For the first time in its history, the Royal Swedish Academy of Sciences has awarded the annual million-dollar-plus Nobel prize for economics to a woman. She is 76-year-old Elinor Ostrom (photo at right), a rather obscure college professor who writes books about managing shared resources. The boo birds who scoffed at President Obama’s peace prize must find this award equally baffling.
Ostrom has labored far from the limelight, studying topics that do not usually attract headlines or television cameras. A native Californian who grew up through the lean years following the Great Depression, she has devoted her career to examining the interaction of people and natural resources.
What she found is encouraging. She concludes that people who use a common resource can manage it wisely without outside supervision. They don’t need a gestapo-like government or a heavy handed corporation to keep them in line, after all.
In awarding her the economics prize for 2009, the academy stated:
Elinor Ostrom has challenged the conventional wisdom that common property is poorly managed and should be either regulated by central authorities or privatized. Based on numerous studies of user-managed fish stocks, pastures, woods, lakes, and groundwater basins, Ostrom concludes that the outcomes are, more often than not, better than predicted by standard theories.

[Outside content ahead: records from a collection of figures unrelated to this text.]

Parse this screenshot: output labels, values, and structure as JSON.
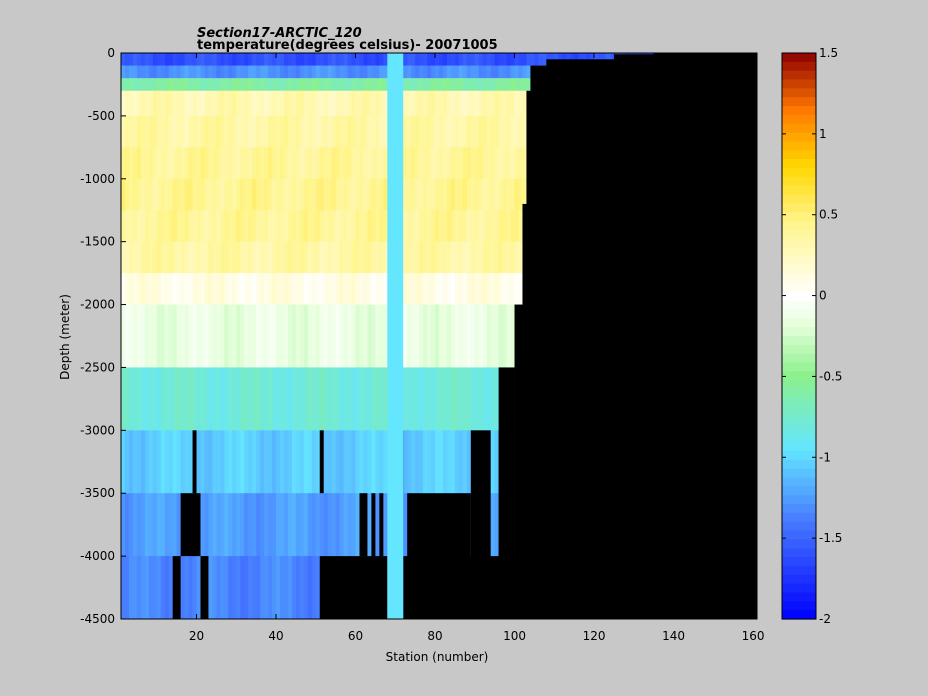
{
  "chart_data": {
    "type": "heatmap",
    "title": "Section17-ARCTIC_120",
    "subtitle": "temperature(degrees  celsius)- 20071005",
    "xlabel": "Station (number)",
    "ylabel": "Depth (meter)",
    "xlim": [
      1,
      161
    ],
    "ylim": [
      -4500,
      0
    ],
    "xticks": [
      20,
      40,
      60,
      80,
      100,
      120,
      140,
      160
    ],
    "yticks": [
      0,
      -500,
      -1000,
      -1500,
      -2000,
      -2500,
      -3000,
      -3500,
      -4000,
      -4500
    ],
    "colorbar": {
      "min": -2,
      "max": 1.5,
      "ticks": [
        1.5,
        1,
        0.5,
        0,
        -0.5,
        -1,
        -1.5,
        -2
      ],
      "colormap": "jet-white"
    },
    "no_data_color": "#000000",
    "depth_layers": [
      {
        "top": 0,
        "bottom": -100
      },
      {
        "top": -100,
        "bottom": -200
      },
      {
        "top": -200,
        "bottom": -300
      },
      {
        "top": -300,
        "bottom": -500
      },
      {
        "top": -500,
        "bottom": -750
      },
      {
        "top": -750,
        "bottom": -1000
      },
      {
        "top": -1000,
        "bottom": -1250
      },
      {
        "top": -1250,
        "bottom": -1500
      },
      {
        "top": -1500,
        "bottom": -1750
      },
      {
        "top": -1750,
        "bottom": -2000
      },
      {
        "top": -2000,
        "bottom": -2500
      },
      {
        "top": -2500,
        "bottom": -3000
      },
      {
        "top": -3000,
        "bottom": -3500
      },
      {
        "top": -3500,
        "bottom": -4000
      },
      {
        "top": -4000,
        "bottom": -4500
      }
    ],
    "layer_temperatures": [
      -1.6,
      -1.3,
      -0.6,
      0.3,
      0.35,
      0.4,
      0.42,
      0.4,
      0.35,
      0.1,
      -0.15,
      -0.8,
      -1.05,
      -1.25,
      -1.35
    ],
    "bottom_profile": [
      {
        "to_station": 100,
        "depth": -4500
      },
      {
        "to_station": 102,
        "depth": -2000
      },
      {
        "to_station": 103,
        "depth": -1200
      },
      {
        "to_station": 104,
        "depth": -300
      },
      {
        "to_station": 108,
        "depth": -100
      },
      {
        "to_station": 125,
        "depth": -50
      },
      {
        "to_station": 135,
        "depth": -10
      },
      {
        "to_station": 161,
        "depth": 0
      }
    ],
    "column_bottoms": [
      {
        "from": 1,
        "to": 96,
        "depth": -2500
      },
      {
        "from": 96,
        "to": 99,
        "depth": -3000
      },
      {
        "from": 89,
        "to": 94,
        "depth": -3000
      },
      {
        "from": 73,
        "to": 89,
        "depth": -3500
      },
      {
        "from": 68,
        "to": 72,
        "depth": -4500
      },
      {
        "from": 72,
        "to": 100,
        "depth": -4000
      }
    ],
    "gaps": [
      {
        "from": 19,
        "to": 20,
        "top": -3000,
        "bottom": -3500
      },
      {
        "from": 16,
        "to": 21,
        "top": -3500,
        "bottom": -4000
      },
      {
        "from": 14,
        "to": 16,
        "top": -4000,
        "bottom": -4500
      },
      {
        "from": 21,
        "to": 23,
        "top": -4000,
        "bottom": -4500
      },
      {
        "from": 51,
        "to": 52,
        "top": -3000,
        "bottom": -3500
      },
      {
        "from": 51,
        "to": 68,
        "top": -4000,
        "bottom": -4500
      },
      {
        "from": 61,
        "to": 63,
        "top": -3500,
        "bottom": -4000
      },
      {
        "from": 64,
        "to": 65,
        "top": -3500,
        "bottom": -4000
      },
      {
        "from": 66,
        "to": 67,
        "top": -3500,
        "bottom": -4000
      },
      {
        "from": 71,
        "to": 72,
        "top": -3000,
        "bottom": -3500
      }
    ],
    "highlight_column": {
      "from": 68,
      "to": 72,
      "temperature": -0.95
    }
  }
}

Before you yawn and rub your eyes, consider the implications of this conclusion. As governments become ever more inefficient and exploitative, as the global financial system’s inherent corruption threatens catastrophic collapse, as resources become ever scarcer and as Big Business becomes ever more rapacious, mankind will inevitably have to find a new way forward. I don’t think any responsible observer would argue that existing institutions are working. For reasons too numerous to list, the end, as they say, could be near.
At least, the end of governance as we know it. But if Ostrom is right, and I think she is, civilization is not doomed. From the ashes of disaster, the phoenix of self-management could emerge, as a chastened populace is forced to fend for themselves. And if I am reading Ostrom’s findings correctly, they will likely do a whole lot better than the people running things today.